CFM97515 - Interest restriction: banking and insurance groups: banking companies and banking groups

CFM97515 Interest restriction: Banking and insurance groups: Banking companies and banking groups

TIOPA10/S450

The core business of a bank is to make loans funded by deposits and shortterm borrowing. This business model can be expected to give rise to net interest income for UK banking groups.

However, there may be little commercial difference to a bank between interest income and other fees charged in connection with the making of loans. For example, a bank may offer a product for a higher rate of interest, or for a oneoff arrangement fee and a lower rate of interest. In the context of banking, there is an argument that this sort of fee is equivalent to interest income given that it is a direct return on the lending.

Banks do not only deal in debt but also deal in the full range of financial instruments and do not see a particular distinction between lending of money and dealing in other types of financial instrument. In each case they will often look to minimise market risks in the products leaving a return. This is especially true for investment banking where interest is only one component of overall profit.

Nonetheless, this dealing in a wide range of financial instruments may still be supported by significant borrowing. In the light of this there is a risk that the main definition of tax-interest would introduce distortions into the UK banking market as it would provide a tax advantage for holding certain types of financial instrument over others and creates an uneven playing field between banks with a significant UK retail and lending operation and those without. Therefore, for a banking company there is a wider definition of tax-interest and group-interest for the fixed ratio method and group ratio method. This reflects the broader range of financial instruments in which they deal as part of their trading activity.

Modification of tax-interest

Under s450, tax-interest for a banking company will not be restricted to amounts brought into account in respect of loan relationships and some derivative contracts but is a more inclusive concept which will include all amounts brought into account from its dealing in financial instruments.

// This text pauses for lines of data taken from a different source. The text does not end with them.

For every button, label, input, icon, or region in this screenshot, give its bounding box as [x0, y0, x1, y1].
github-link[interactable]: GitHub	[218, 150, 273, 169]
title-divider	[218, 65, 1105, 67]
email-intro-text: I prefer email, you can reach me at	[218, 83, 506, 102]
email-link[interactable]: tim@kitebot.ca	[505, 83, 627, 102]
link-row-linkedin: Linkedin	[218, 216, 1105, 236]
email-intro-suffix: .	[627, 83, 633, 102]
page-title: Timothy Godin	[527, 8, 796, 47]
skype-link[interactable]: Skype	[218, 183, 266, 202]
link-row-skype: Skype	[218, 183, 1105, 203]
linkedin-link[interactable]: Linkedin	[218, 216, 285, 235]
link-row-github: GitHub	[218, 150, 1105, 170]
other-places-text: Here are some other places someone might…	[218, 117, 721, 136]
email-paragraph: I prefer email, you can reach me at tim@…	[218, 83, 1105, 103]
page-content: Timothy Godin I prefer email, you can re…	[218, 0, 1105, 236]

For this treatment to apply the dealing in financial instruments (which should be understood to include the origination and holding of financial instruments) must be part of the trade of the banking company and the amounts brought into account must be directly linked to that dealing. This treatment will apply to all profits and losses from the instrument, including amounts of interest, dividends and fees arising from the instrument. In circumstances where a bank has an offsetting position in derivatives and also ownership of the underlying commodity, then HMRC accepts that profits and losses from the underlying commodities can also be included.

Example

A bank may provide a mortgage to a customer and charge both interest and an arrangement fee for that product. Both these amounts should be recognised as tax-interest and brought into account because they arise directly from the transaction. On the other hand, general operating expenses of the company such as staff costs and pure advisory fee income are not sufficiently closely related to the dealing in financial instruments to fall within s450.

‘Dealing in’

To be included within s450 the banking company must be ‘dealing in’ the financial instruments. The reference here to ‘dealing in’ would include the orginination and termination of financial instruments. So for example, a banking trade consisting of writing derivative contracts would be included in s450.

‘Financial instruments’

The reference to dealing in ‘financial instruments’ includes loan relationships, derivative contracts, shares and other securities. In circumstances where a bank has a position in derivatives and also ownership of the underlying commodity offsetting that position, then profits and losses from the underlying commodities are also included in tax-interest.

Impairment losses

In line with the general definition of tax-interest, there is an exclusion for impairment losses (s450(2)) but not for credit or debt valuation adjustments. However, other exclusions contained in the general interest definition (e.g. relating to exchange gains or losses, derivative contracts entered into to hedge certain risks) do not apply.

Banking company

For these purposes a banking company is defined by CTA10/S269B.